As many countries around the world continue to grapple with their first wave of infections, our nearest neighbour New Zealand appears to have suppressed the virus, and one could be forgiven for hoping that Australia would be able to emulate their success.
Notwithstanding the scenario that I discussed in my previous article around a potential second wave in 2020, there was a reasonable chance that with vigilance and proper adherence to hygiene and social distancing protocols, we could have been spared further impact from Covid-19 for the balance of 2020. Sadly, this has not eventuated with leakage of overseas-acquired infections leading to local transmission.
Victoria: At the peak
We have seen some of the highest daily new case totals recorded over the past week, as well as significant volatility day-to-day (as the testing and reporting of new cases attempts to keep up).
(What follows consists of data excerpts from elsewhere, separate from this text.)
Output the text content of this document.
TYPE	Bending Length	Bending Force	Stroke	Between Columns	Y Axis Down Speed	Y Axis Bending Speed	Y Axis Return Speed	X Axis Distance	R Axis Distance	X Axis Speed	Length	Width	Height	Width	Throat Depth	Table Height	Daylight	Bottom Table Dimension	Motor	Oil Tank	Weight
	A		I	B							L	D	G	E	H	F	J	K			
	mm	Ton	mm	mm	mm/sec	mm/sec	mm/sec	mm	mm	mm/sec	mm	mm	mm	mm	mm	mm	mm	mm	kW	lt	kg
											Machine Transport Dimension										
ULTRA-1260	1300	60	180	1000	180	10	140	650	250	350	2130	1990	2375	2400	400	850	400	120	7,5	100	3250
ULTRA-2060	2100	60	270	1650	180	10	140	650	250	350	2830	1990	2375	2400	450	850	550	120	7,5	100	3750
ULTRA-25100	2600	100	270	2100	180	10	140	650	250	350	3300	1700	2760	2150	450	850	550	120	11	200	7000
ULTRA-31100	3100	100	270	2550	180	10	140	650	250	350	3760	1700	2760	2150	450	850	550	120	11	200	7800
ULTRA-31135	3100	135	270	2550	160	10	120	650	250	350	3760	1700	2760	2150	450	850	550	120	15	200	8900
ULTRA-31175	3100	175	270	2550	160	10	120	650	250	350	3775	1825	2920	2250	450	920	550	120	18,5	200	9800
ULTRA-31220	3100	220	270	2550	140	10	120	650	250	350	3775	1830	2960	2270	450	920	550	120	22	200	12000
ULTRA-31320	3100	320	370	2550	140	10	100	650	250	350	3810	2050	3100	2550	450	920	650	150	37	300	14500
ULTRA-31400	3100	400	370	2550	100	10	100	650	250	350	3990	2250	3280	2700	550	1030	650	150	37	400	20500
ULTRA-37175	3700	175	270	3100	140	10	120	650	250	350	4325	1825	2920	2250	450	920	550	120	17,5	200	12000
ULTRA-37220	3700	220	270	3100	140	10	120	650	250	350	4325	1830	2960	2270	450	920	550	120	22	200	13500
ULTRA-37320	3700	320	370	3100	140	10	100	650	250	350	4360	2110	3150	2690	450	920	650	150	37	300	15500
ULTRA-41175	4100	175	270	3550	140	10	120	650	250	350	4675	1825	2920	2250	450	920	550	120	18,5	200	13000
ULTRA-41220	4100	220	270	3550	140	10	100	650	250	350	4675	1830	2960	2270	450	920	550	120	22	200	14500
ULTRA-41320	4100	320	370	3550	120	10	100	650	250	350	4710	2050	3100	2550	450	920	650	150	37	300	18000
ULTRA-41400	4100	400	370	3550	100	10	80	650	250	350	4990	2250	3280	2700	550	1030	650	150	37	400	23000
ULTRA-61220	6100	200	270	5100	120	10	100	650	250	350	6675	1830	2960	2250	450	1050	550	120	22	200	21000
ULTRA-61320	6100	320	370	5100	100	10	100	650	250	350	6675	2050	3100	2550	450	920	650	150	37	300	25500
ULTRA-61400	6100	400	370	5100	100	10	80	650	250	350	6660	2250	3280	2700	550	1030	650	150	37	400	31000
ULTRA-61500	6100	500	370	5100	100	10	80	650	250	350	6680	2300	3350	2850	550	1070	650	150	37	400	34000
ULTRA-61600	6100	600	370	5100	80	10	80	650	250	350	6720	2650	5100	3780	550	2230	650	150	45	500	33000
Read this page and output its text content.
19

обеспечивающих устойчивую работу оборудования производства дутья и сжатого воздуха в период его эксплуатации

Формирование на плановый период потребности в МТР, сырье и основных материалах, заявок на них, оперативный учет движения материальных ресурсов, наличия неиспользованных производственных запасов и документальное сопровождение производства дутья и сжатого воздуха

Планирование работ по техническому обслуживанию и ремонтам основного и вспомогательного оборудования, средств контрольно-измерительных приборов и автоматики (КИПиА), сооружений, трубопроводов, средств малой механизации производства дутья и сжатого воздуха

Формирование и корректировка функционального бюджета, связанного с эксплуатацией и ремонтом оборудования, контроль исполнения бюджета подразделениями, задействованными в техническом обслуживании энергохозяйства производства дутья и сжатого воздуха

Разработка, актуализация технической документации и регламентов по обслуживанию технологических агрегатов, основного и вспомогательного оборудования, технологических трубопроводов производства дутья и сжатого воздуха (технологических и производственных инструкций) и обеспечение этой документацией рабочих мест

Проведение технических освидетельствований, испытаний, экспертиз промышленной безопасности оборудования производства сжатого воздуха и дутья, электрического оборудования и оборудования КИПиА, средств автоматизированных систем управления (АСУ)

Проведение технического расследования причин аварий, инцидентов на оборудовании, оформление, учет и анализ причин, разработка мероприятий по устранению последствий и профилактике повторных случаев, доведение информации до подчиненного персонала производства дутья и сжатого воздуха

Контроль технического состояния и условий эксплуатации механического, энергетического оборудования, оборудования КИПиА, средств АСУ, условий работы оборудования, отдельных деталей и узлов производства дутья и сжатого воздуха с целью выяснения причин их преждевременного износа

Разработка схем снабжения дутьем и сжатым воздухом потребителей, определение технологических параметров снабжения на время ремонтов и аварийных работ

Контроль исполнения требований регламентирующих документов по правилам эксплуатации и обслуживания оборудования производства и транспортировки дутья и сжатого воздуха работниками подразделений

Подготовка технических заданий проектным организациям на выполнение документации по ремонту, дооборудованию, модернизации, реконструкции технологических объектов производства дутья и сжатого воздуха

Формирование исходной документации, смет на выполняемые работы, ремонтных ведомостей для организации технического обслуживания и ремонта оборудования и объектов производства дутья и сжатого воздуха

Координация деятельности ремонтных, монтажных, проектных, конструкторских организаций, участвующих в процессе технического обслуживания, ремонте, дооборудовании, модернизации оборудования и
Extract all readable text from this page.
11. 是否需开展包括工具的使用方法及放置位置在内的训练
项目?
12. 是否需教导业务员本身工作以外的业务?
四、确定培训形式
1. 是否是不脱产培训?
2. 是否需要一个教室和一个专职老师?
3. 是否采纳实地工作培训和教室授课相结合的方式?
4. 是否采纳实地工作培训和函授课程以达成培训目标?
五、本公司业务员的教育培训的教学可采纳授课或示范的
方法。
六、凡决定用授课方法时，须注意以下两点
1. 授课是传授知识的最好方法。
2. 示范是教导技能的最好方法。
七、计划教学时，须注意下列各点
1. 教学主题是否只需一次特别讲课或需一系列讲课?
Nevertheless, the 7-day rolling average on the daily new case totals provides some evidence that the rate of transmission has slowed since mid-July. On the face of this evidence, Victoria appears to have already experienced the brunt of the second wave, and having re-entered stage 3 lockdown in early July, daily new cases can reasonably be expected to slow considerably.
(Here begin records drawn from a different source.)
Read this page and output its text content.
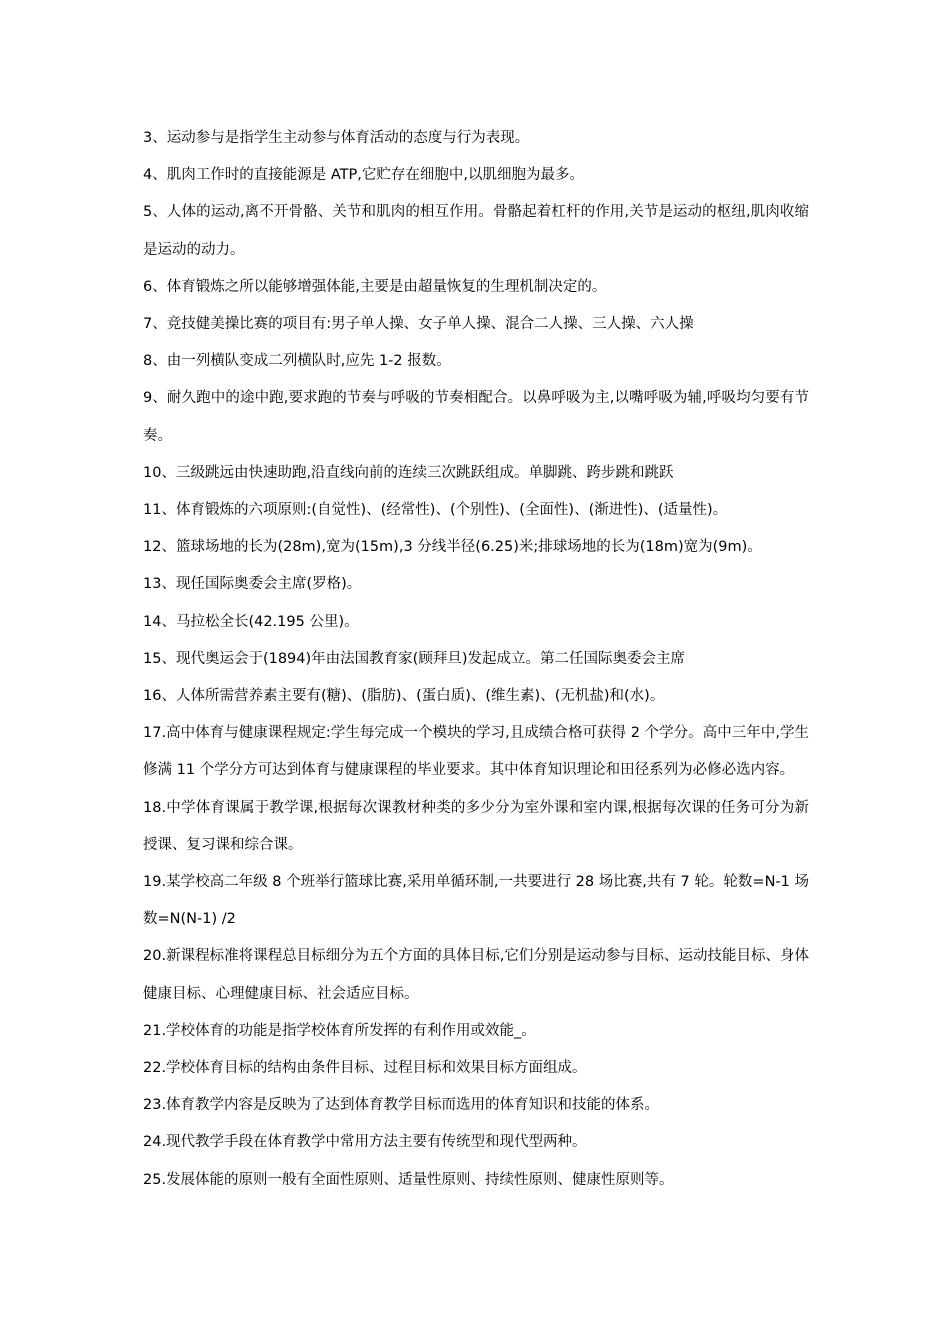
3、运动参与是指学生主动参与体育活动的态度与行为表现。

4、肌肉工作时的直接能源是 ATP,它贮存在细胞中,以肌细胞为最多。

5、人体的运动,离不开骨骼、关节和肌肉的相互作用。骨骼起着杠杆的作用,关节是运动的枢纽,肌肉收缩是运动的动力。

6、体育锻炼之所以能够增强体能,主要是由超量恢复的生理机制决定的。

7、竞技健美操比赛的项目有:男子单人操、女子单人操、混合二人操、三人操、六人操

8、由一列横队变成二列横队时,应先 1-2 报数。

9、耐久跑中的途中跑,要求跑的节奏与呼吸的节奏相配合。以鼻呼吸为主,以嘴呼吸为辅,呼吸均匀要有节奏。

10、三级跳远由快速助跑,沿直线向前的连续三次跳跃组成。单脚跳、跨步跳和跳跃

11、体育锻炼的六项原则:(自觉性)、(经常性)、(个别性)、(全面性)、(渐进性)、(适量性)。

12、篮球场地的长为(28m),宽为(15m),3 分线半径(6.25)米;排球场地的长为(18m)宽为(9m)。

13、现任国际奥委会主席(罗格)。

14、马拉松全长(42.195 公里)。

15、现代奥运会于(1894)年由法国教育家(顾拜旦)发起成立。第二任国际奥委会主席

16、人体所需营养素主要有(糖)、(脂肪)、(蛋白质)、(维生素)、(无机盐)和(水)。

17.高中体育与健康课程规定:学生每完成一个模块的学习,且成绩合格可获得 2 个学分。高中三年中,学生修满 11 个学分方可达到体育与健康课程的毕业要求。其中体育知识理论和田径系列为必修必选内容。

18.中学体育课属于教学课,根据每次课教材种类的多少分为室外课和室内课,根据每次课的任务可分为新授课、复习课和综合课。

19.某学校高二年级 8 个班举行篮球比赛,采用单循环制,一共要进行 28 场比赛,共有 7 轮。轮数=N-1 场数=N(N-1) /2

20.新课程标准将课程总目标细分为五个方面的具体目标,它们分别是运动参与目标、运动技能目标、身体健康目标、心理健康目标、社会适应目标。

21.学校体育的功能是指学校体育所发挥的有利作用或效能_。

22.学校体育目标的结构由条件目标、过程目标和效果目标方面组成。

23.体育教学内容是反映为了达到体育教学目标而选用的体育知识和技能的体系。

24.现代教学手段在体育教学中常用方法主要有传统型和现代型两种。

25.发展体能的原则一般有全面性原则、适量性原则、持续性原则、健康性原则等。
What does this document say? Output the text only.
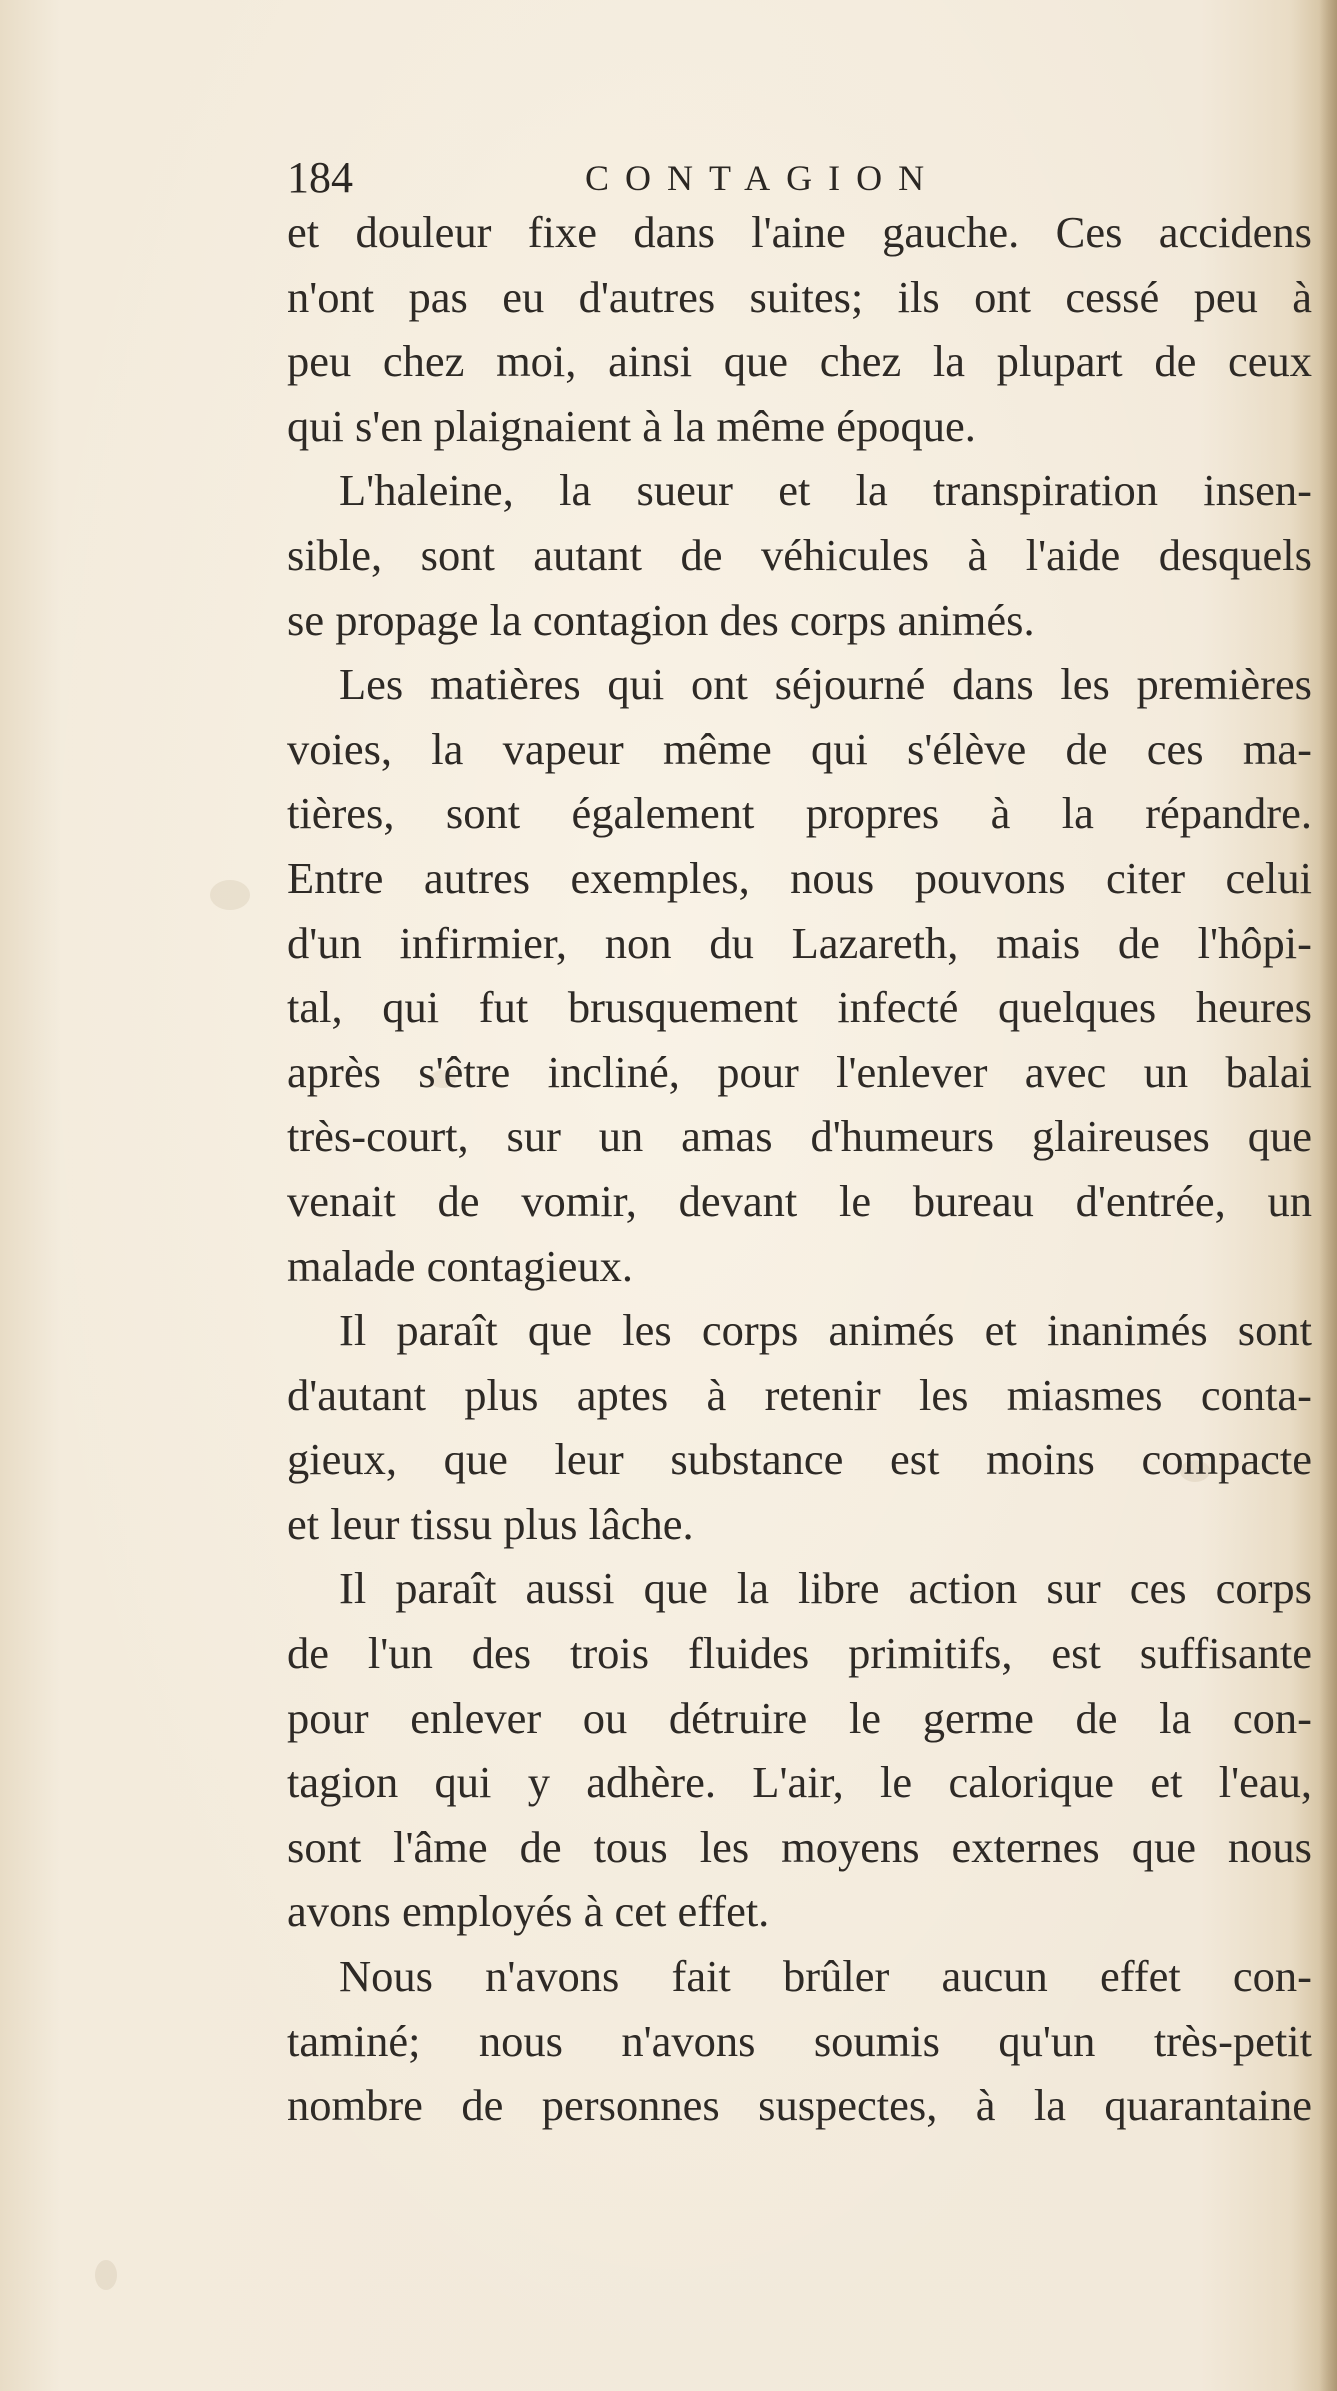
184	CONTAGION
et douleur fixe dans l'aine gauche. Ces accidens
n'ont pas eu d'autres suites; ils ont cessé peu à
peu chez moi, ainsi que chez la plupart de ceux
qui s'en plaignaient à la même époque.
L'haleine, la sueur et la transpiration insen-
sible, sont autant de véhicules à l'aide desquels
se propage la contagion des corps animés.
Les matières qui ont séjourné dans les premières
voies, la vapeur même qui s'élève de ces ma-
tières, sont également propres à la répandre.
Entre autres exemples, nous pouvons citer celui
d'un infirmier, non du Lazareth, mais de l'hôpi-
tal, qui fut brusquement infecté quelques heures
après s'être incliné, pour l'enlever avec un balai
très-court, sur un amas d'humeurs glaireuses que
venait de vomir, devant le bureau d'entrée, un
malade contagieux.
Il paraît que les corps animés et inanimés sont
d'autant plus aptes à retenir les miasmes conta-
gieux, que leur substance est moins compacte
et leur tissu plus lâche.
Il paraît aussi que la libre action sur ces corps
de l'un des trois fluides primitifs, est suffisante
pour enlever ou détruire le germe de la con-
tagion qui y adhère. L'air, le calorique et l'eau,
sont l'âme de tous les moyens externes que nous
avons employés à cet effet.
Nous n'avons fait brûler aucun effet con-
taminé; nous n'avons soumis qu'un très-petit
nombre de personnes suspectes, à la quarantaine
One scenario generated using our model assumes that Victoria has now seen the peak of new cases (reported on 27 July), although the rolling average is projected to increase for a few more days as daily case totals begin to taper off. The implication of this ‘best-guess’ scenario is that the second wave has taken about three weeks to go from the implementation of lockdown to the peak – which is about three times the duration it took during the first wave.
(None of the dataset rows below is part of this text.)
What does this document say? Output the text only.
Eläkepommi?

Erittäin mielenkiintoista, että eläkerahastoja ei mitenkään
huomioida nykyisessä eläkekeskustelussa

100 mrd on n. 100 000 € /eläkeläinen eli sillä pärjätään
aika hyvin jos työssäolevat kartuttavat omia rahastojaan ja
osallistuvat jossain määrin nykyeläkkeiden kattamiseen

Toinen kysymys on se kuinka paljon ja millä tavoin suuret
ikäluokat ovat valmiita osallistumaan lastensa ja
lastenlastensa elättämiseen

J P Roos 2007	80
The larger number of cases this time around will mean that it will take longer for daily new case totals to reduce to a more manageable level. If we assume that cases taper off at a similar rate to that observed during the first wave (as shown above), our model projects that Victoria will only fall below 50 new cases per day during the second half of August. It seems highly likely that the six week duration proposed for stage 3 lockdown will be served in full, possibly extending towards the end of August.
New South Wales: Too early to tell
Concerns have rightfully been raised about the spread of infections in New South Wales and also whether it took too long to close the borders. These concerns are supported by some evidence – the number of new locally-acquired cases started to track up around mid-July (it is worth noting that daily new case totals reported in the media typically include overseas-acquired cases). However, daily new cases over the past week have yet to continue the upwards trajectory, meaning that NSW has a chance of keeping the spread in check.
Can a lockdown be avoided? Current reliances are on high degrees of compliance around social distancing and hygiene protocols, as well as swift suppression of localised clusters through testing and tracing; but will this be enough? The scenario shown above assumes that there will be success and daily new case totals will reduce without entering into lockdown, albeit at a slower rate than that observed for NSW when it receded from the peak of the first wave.
Nevertheless, one could easily consider this an optimistic scenario, and one which could quite easily take a sharp turn for the worst. It’s clear that during the weeks ahead we will need to accept high degrees of personal responsibility and be hyper-vigilant.